The story of WeWork’s mysterious first investor
In 2010, WeWork’s Miguel McKelvey and Adam Neumann were two unknown entrepreneurs scouting buildings for their first co-working space. They set their eyes on a Canal Street property, but when they contacted the landlord, he balked.
Instead, the building’s owner offered a meeting with an acquaintance who, he said, might be interested: Joel Schreiber, an obscure Hasidic real estate investor living in Brooklyn.
“This guy shows up in the meeting, sits down, doesn’t really speak to us, doesn’t shake hands,” McKelvey recalled during a June interview with the NPR podcast “How I Built This.” “These are like Orthodox Jewish guys, you know, wearing the black suit and stuff, so to me as an Oregonian, I don’t really know the world too well. But Adam felt really comfortable with it by then.”
Not long after the meeting was over, Schreiber called the WeWork co-founders. He didn’t have a suitable building, but he had another proposal: He wanted to invest in their company. Neumann and McKelvey hesitated. They already had some money from the recent sale of another co-working venture called Green Desk and wanted to do their own thing.
But Schreiber persisted. “Whatever it takes, I want to be a partner with you,” he said, according to McKelvey. “And so we were like, why not? Let’s throw out a number, and we’ll make it outrageous,” he recalled. “There’s no chance he’ll say yes, but if he does, then hey, we’re fine.”
Neumann and McKelvey reportedly offered Schreiber a third of the company for $15 million, and he accepted. Though McKelvey did not name Schreiber in the podcast, a spokesperson for Schreiber’s firm, Waterbridge Capital, confirmed to The Real Deal that he was WeWork’s first investor, noting that he “provided seed capital to open the first few locations” during its startup phase.
In McKelvey’s telling, the deal was a pivotal moment for what would become the world’s most valuable co-working company. WeWork went on to raise another $6.1 billion over the next seven years and garnered a $20 billion valuation in July 2017. Representatives for the company declined to comment for this story.
Into the spotlight
Now, as WeWork prepares for a rumored blockbuster IPO, its secretive first investor is being thrust into the spotlight.
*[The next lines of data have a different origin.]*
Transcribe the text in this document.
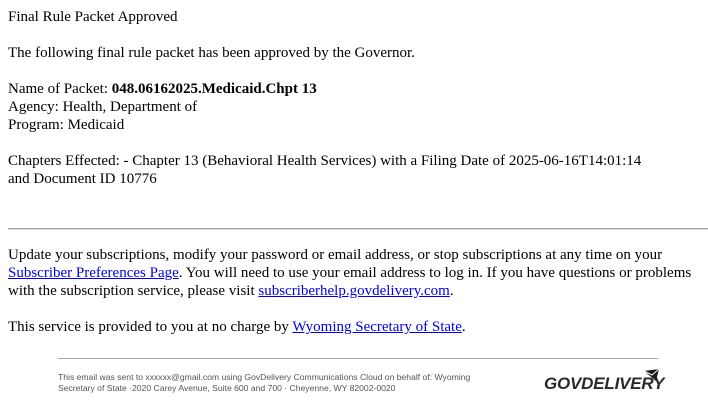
Final Rule Packet Approved

The following final rule packet has been approved by the Governor.

Name of Packet: 048.06162025.Medicaid.Chpt 13

Agency: Health, Department of

Program: Medicaid

Chapters Effected: - Chapter 13 (Behavioral Health Services) with a Filing Date of 2025-06-16T14:01:14

and Document ID 10776

Update your subscriptions, modify your password or email address, or stop subscriptions at any time on your Subscriber Preferences Page. You will need to use your email address to log in. If you have questions or problems with the subscription service, please visit subscriberhelp.govdelivery.com.

This service is provided to you at no charge by Wyoming Secretary of State.

This email was sent to xxxxxx@gmail.com using GovDelivery Communications Cloud on behalf of: Wyoming
Secretary of State ·2020 Carey Avenue, Suite 600 and 700 · Cheyenne, WY 82002-0020	GOVDELIVERY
The sudden attention is a big change for Schreiber, who has kept a very low profile within the tight-knit and media-shy community of Brooklyn’s Hasidic property moguls.
Despite his being a key player in several big New York real estate deals — including Williamsburg’s first Apple store and the $481 million trade of the Long Island City office tower One Court Square — finding a photo of Schreiber online is virtually impossible. Even partners who spent years working with him say they know little about the man.
“He likes to be very secretive,” said Ira Zlotowitz, president of the commercial mortgage brokerage Eastern Union Funding, who has helped negotiate debt deals on behalf of Waterbridge. “He’s very below the radar.”
Schreiber, who did not respond to several requests for an interview, would clearly like to keep it that way. One of his allies in the real estate business called TRD last month anonymously, asking what kind of offer it would take to kill this profile. We refused to engage.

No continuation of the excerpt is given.